ANCHORAGE - He was elected chairman of the Alaska Republican Party last spring, but he was deposed last night just hours before he would have taken office.
Now Russ Millette must decide whether he will fight for the post.
The only thing that's certain right now is that Vice Chair-elect Debbie Brown of Kasilof became state party chair at midnight, after a failed attempt to oust her as well.
How the recent civil war will affect Republicans going forward is an open question.
"They set me up," Millette said today.
Millette, a supporter of presidential candidate Ron Paul, says even though he won the election for party chair last spring, the Republican establishment never accepted him.
"I would say that I'm an outsider. 'We don't know him, therefore we don't trust him.'"
Thursday night, the party's executive committee concluded that Millette had failed to discharge his duties as finance chairman, a temporary post assigned to the incoming state chair -- a chairmanship that Millette therefore was blocked from assuming.
Longtime GOP Chair Randy Ruedrich, whose tenure ended Thursday, says Millette "just didn't get engaged, just really didn't get acquainted with folks, did not conduct any fund-raising activities, didn't reach out to members of his fund-raising committee as finance chair."
Millette responded: "First of all, I never knew who the party donors were because I was never introduced to them. There was a nine-month period where i was supposed to be trained. I got precious little training."
Also Thursday night, a complaint against Debbie Brown for alleged mismanagement of party funds on the Kenai Peninsula was dismissed, clearing her to become party chair.
Brown said, "This is messy, messy and very serious business. And I took great offense to Mr.

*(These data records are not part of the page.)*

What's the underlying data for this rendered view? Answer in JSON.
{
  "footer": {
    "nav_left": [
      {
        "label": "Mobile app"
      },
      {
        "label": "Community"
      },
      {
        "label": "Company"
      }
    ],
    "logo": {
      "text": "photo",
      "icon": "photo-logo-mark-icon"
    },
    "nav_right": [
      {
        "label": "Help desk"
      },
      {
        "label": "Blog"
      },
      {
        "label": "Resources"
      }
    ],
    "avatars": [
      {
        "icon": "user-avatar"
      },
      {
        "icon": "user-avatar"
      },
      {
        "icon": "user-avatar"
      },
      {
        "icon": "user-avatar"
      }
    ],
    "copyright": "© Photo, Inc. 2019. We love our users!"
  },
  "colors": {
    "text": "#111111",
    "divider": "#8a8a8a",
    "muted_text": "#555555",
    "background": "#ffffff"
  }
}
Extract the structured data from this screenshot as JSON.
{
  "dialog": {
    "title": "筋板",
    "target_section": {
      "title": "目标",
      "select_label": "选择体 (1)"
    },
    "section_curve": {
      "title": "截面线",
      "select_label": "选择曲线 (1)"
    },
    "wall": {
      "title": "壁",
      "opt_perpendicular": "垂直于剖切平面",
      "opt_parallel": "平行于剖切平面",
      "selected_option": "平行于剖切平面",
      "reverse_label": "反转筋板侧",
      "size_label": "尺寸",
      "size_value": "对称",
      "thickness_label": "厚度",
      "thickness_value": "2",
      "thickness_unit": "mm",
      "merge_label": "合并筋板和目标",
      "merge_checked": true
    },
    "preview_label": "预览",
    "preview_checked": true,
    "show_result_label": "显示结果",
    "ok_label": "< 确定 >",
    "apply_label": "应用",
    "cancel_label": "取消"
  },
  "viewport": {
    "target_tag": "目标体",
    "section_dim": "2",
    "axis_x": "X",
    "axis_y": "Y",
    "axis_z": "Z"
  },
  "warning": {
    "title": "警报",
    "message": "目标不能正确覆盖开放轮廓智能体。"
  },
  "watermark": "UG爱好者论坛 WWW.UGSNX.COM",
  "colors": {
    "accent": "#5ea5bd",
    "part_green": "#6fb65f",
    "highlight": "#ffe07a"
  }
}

Randy Ruedrich accusing me essentially of mismanagement of funds."
It’s far from the clear that the turmoil is over.
Millette says he has not decided whether to appeal the decision to the party’s central committee meeting in Juneau on February 9.
And for her part, Brown says even though the complaint against her was dismissed, she's not sure it'll be the last time there's an attempt to dislodge her.
"She's got a lot to learn,” Ruedrich said. “We’ll start with that today."
Brown says she’d like to see the party "return more to the grassroots."
Unless they keep mowing each other down.
Ruedrich, who had been party chair since 2000, retains some influence as a member of the central committee.
He said he had no indication whether Millette would appeal to that committee.
Millette said he has not made up his mind.
Millette and Brown describe the establishment of the Republican Party as an Anchorage Bowl top-down clique.
They say the party would have done even better in November if it had acted in a de-centralized way.
But Ruedrich says the party would have done even better if Millette had performed his duties as finance chairman.